1960’lı yıllarda, küçük bir tatil kasabası olan Kuşadası’na, uzun boyu ve gösterişli fiziğiyle bir İngiliz kadın gelir. Kuşadası’nda yaşayan Kent Kemal başta olmak üzere, Adalılarla önemli dostluklar kuran ve herkesin sevgi ve saygısını kazanan bu kişi İngiliz leydisi Rosemary Baldwin’dir.

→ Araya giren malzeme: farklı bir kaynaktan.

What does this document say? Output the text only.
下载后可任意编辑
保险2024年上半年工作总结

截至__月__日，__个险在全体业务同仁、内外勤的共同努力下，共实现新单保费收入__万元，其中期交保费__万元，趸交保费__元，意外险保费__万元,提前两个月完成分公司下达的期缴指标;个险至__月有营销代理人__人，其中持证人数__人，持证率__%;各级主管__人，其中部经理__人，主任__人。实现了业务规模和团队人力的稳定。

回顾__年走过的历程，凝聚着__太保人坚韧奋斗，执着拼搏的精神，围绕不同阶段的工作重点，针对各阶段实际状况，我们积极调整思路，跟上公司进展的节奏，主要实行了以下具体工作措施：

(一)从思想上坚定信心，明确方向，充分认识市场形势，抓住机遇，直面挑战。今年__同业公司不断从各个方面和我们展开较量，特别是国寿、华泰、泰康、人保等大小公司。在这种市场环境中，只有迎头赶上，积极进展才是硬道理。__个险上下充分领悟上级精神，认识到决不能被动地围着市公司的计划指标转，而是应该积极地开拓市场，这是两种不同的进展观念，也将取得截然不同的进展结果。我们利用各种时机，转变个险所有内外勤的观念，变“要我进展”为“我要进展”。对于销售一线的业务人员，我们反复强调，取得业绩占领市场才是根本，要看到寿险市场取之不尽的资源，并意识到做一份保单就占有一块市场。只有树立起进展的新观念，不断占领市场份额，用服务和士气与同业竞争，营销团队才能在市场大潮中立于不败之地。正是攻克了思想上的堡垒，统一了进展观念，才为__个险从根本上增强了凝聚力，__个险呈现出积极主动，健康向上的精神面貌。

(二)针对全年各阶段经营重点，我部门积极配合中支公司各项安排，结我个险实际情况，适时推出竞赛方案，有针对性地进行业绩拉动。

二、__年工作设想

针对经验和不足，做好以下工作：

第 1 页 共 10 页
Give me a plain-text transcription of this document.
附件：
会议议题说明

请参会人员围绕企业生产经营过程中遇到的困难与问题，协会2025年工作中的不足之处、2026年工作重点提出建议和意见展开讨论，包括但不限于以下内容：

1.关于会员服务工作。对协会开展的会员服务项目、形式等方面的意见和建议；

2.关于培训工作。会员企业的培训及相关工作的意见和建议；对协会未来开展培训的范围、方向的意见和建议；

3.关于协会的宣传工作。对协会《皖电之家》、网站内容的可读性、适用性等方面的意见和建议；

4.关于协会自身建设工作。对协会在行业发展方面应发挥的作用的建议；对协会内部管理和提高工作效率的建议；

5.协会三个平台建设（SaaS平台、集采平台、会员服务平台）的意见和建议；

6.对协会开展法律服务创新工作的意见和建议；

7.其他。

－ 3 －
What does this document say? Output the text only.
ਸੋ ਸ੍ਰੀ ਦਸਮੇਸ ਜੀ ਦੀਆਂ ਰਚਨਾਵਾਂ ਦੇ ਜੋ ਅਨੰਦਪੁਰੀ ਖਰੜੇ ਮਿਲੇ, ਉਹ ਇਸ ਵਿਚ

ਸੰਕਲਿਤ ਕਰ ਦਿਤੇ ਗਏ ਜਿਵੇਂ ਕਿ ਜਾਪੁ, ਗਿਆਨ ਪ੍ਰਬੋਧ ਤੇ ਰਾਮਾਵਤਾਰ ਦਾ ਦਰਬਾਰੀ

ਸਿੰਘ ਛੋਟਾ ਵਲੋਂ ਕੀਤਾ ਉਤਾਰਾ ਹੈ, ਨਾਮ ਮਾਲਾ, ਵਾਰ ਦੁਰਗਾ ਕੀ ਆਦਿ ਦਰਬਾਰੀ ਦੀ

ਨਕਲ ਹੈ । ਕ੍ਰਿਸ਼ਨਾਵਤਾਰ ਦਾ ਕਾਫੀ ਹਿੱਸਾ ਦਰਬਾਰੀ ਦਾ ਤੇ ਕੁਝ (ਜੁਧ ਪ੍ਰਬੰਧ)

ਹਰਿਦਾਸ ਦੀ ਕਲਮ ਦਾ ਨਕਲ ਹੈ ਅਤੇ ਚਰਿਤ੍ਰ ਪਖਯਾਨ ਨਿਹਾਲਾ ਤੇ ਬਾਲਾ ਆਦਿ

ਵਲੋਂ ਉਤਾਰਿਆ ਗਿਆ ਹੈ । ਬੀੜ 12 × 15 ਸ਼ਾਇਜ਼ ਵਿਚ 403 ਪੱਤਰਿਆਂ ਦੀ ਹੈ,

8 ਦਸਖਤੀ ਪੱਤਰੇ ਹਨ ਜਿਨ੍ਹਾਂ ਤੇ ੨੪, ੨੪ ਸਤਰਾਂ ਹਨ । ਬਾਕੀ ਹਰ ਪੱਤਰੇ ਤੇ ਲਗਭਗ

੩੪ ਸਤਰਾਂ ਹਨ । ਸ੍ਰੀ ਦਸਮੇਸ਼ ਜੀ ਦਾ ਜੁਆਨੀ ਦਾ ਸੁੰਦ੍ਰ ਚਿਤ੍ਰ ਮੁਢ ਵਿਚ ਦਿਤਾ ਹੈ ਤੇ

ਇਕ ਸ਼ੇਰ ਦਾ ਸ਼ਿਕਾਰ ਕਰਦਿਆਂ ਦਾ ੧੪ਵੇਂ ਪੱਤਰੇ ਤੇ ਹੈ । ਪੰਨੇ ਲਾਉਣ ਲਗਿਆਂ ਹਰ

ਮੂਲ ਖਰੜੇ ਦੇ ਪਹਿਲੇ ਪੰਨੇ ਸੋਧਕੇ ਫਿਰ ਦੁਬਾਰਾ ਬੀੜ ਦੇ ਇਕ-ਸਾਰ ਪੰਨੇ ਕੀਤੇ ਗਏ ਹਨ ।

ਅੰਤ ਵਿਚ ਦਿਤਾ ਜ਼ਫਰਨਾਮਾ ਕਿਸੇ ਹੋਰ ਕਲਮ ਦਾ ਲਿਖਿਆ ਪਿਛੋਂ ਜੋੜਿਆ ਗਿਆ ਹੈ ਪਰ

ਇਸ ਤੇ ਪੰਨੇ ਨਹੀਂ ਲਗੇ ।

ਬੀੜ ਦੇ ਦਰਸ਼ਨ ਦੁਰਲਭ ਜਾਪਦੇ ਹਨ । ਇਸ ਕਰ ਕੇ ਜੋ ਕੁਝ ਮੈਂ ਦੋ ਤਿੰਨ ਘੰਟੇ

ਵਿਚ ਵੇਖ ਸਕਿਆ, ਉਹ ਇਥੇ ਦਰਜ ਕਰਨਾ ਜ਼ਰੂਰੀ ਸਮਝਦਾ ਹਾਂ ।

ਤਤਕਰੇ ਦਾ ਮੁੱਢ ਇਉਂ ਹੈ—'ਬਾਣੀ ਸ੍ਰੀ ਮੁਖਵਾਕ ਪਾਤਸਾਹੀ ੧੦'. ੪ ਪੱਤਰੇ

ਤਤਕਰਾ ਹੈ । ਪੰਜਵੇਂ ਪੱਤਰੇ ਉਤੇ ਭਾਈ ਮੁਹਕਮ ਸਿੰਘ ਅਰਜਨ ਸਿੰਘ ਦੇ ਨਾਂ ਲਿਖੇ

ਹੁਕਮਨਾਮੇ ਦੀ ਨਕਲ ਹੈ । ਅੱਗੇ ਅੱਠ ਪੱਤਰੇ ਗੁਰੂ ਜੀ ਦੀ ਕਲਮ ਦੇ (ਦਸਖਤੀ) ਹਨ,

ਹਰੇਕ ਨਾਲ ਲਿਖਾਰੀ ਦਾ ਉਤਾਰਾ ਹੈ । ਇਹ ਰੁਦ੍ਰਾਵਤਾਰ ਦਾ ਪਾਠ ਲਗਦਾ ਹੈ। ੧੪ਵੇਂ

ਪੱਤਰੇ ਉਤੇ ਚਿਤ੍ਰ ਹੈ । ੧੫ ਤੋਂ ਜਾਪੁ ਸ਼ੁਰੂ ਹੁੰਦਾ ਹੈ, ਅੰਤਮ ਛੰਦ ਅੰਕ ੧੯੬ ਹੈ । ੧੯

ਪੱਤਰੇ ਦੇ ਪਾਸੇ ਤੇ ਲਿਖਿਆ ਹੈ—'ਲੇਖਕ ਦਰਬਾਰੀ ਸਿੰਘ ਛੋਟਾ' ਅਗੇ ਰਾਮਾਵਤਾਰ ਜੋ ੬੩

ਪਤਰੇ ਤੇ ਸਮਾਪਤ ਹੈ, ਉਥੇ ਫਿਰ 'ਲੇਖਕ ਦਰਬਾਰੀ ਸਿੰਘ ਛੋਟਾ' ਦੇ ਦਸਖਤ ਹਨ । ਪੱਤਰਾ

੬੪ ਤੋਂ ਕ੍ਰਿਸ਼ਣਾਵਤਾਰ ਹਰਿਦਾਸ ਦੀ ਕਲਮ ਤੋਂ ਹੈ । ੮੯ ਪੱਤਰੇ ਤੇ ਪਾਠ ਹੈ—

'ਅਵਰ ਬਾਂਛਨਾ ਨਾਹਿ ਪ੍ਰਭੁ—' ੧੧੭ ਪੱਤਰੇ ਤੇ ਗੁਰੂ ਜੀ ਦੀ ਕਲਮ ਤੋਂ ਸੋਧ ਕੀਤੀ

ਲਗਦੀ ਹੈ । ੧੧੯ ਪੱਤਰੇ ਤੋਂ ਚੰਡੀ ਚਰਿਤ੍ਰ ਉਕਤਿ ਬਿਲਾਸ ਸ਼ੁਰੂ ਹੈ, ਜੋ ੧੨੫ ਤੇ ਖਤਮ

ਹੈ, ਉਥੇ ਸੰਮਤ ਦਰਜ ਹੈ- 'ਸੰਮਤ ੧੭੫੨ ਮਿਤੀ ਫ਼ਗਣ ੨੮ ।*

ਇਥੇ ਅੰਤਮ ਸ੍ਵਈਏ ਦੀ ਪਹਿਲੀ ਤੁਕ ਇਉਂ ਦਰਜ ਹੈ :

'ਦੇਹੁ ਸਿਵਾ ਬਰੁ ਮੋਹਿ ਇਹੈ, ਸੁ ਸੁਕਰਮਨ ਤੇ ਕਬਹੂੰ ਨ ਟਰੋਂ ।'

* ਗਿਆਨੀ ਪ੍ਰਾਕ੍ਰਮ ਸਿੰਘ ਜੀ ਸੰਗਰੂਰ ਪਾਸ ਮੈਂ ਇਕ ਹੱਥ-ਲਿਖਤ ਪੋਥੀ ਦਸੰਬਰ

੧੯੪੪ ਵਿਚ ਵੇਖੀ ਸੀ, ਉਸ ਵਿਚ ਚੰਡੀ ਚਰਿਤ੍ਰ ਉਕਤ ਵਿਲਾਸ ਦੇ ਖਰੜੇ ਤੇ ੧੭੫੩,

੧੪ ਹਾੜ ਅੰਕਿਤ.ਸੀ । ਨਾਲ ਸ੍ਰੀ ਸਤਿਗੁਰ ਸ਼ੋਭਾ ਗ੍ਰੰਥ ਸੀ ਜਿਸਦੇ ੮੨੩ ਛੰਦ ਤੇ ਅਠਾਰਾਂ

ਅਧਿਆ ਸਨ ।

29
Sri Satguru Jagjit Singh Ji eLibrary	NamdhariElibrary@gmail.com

Kuşadası’nı ve çevresindeki doğal alanlara hayranlık duyan Rosemary, ilk geldiği 1958’lerde Samos Boğazı’nı tekneyle geçerken, antik Mykale adıyla anılan Samson Dağları’nın hakim olduğu inanılmaz güzellikteki yarımadaya bakarak “Büyük bir tutkuyla aşık oldum ben bu coğrafyaya. Kuzey yamaçlarında kamp yaparak uzun süre geçireceğim, leopar seslerini dinleyeceğim Dilek Yarımadası’nı, Samos Adası’nı, Colophon ve Lebedos antik şehirlerini gören Kuşadası’ndaki evimin muhteşem manzarasının bir parçası olacağı aklımdan geçmezdi. Aşık olduğum bu yarımadadaki bitki topluluklarını hiçbir yerde görmedim. Bitkiler adeta birbirine girmiş, olağanüstü bir güzellik sergiliyorlardı.” Demişti.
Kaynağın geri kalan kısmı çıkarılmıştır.